Karla Paul: Welche Generation meinst Du? Mein Vater ist über 70 Jahre alt und surft auf dem iPad. Die Frage solltest Du vielleicht auch eher dem Feuilleton stellen. Ich provoziere mal weiter – ist die Arbeit der Feuilletonisten denn wirklich nötig? Wer ist schuld, wenn die Liebhaber von Unterhaltungsliteratur im Internet aktiver sind? Manch ein hauptberuflicher Literaturkritiker sieht nicht die Notwendigkeit für eine Anwesenheit im Netz – das ändert sich aber stetig. Ich könnte auf Anhieb ein Dutzend Blogger und Journalisten nennen, die online aktiv sind und sich der gehobenen Literatur verschrieben haben. Stefan Mesch schreibt für die Zeit und bloggt und postet täglich Facebook-Postings, Stefan Möller postet Buchtipps auf Tumblr, Mara Giese liest und bespricht mit anderen Bloggern gemeinsam die Shortlist des Deutschen Buchpreises, „Herbert liest“ ist ein sehr beliebtes YouTube-Format – davon könnte ich viele weitere Beispiele aufzählen. Wie immer online: das Problem ist nicht die Masse oder die Art der Information, das Problem ist Dein Filter!

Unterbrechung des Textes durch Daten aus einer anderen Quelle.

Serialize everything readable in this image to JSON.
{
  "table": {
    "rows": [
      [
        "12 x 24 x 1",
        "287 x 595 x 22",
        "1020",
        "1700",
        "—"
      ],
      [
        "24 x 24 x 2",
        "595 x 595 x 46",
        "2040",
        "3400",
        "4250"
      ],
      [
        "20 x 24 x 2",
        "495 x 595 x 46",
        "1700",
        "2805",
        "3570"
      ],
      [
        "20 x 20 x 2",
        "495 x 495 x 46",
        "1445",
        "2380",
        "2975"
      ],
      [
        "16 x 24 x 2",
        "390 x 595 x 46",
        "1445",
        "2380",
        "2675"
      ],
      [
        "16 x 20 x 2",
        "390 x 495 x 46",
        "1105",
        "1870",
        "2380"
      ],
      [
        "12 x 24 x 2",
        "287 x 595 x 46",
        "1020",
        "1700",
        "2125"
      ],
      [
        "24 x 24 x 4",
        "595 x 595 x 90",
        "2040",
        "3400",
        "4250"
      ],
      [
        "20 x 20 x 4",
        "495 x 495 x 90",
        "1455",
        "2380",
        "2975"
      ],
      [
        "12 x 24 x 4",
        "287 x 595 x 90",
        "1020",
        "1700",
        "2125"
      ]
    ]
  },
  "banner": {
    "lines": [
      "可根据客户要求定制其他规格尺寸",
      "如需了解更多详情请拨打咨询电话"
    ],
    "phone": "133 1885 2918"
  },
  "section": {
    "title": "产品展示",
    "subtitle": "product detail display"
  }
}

Dein Leben als öffentliche Person
54books: Zwangsläufig wird jeder Literaturblogger auf einem der Netzwerke mit Dir Berührungspunkte bekommen. Jeder heißt, dass auch diejenigen, deren Arbeit Du schlecht findest, mit Dir interagieren wollen. Musst Du viele Leute vor den Kopf stoßen?
Karla Paul: Ich bin ehrlich. Das hat mich in den letzten 30 Jahren schon viele Pluspunkte gekostet – dafür kann man auf meine Meinung vertrauen und ich versuche mir für jeden Zeit zu nehmen. Wem es nur um halbherziges Lob geht, der kann sich dies gern woanders abholen und wer mit ernsthafter Kritik nicht umgehen kann, der wird in der Zusammenarbeit mit anderen Menschen ebenfalls Probleme bekommen. Mich mag ja auch nicht jeder – je höher die Reichweite ist, desto mehr Kritik erhält man auch und das muss man irgendwie verarbeiten können. Ich diskutiere und streite gern über Literatur, aber nein, ich hoffe, dass ich nicht viele Leute vor den Kopf stoße.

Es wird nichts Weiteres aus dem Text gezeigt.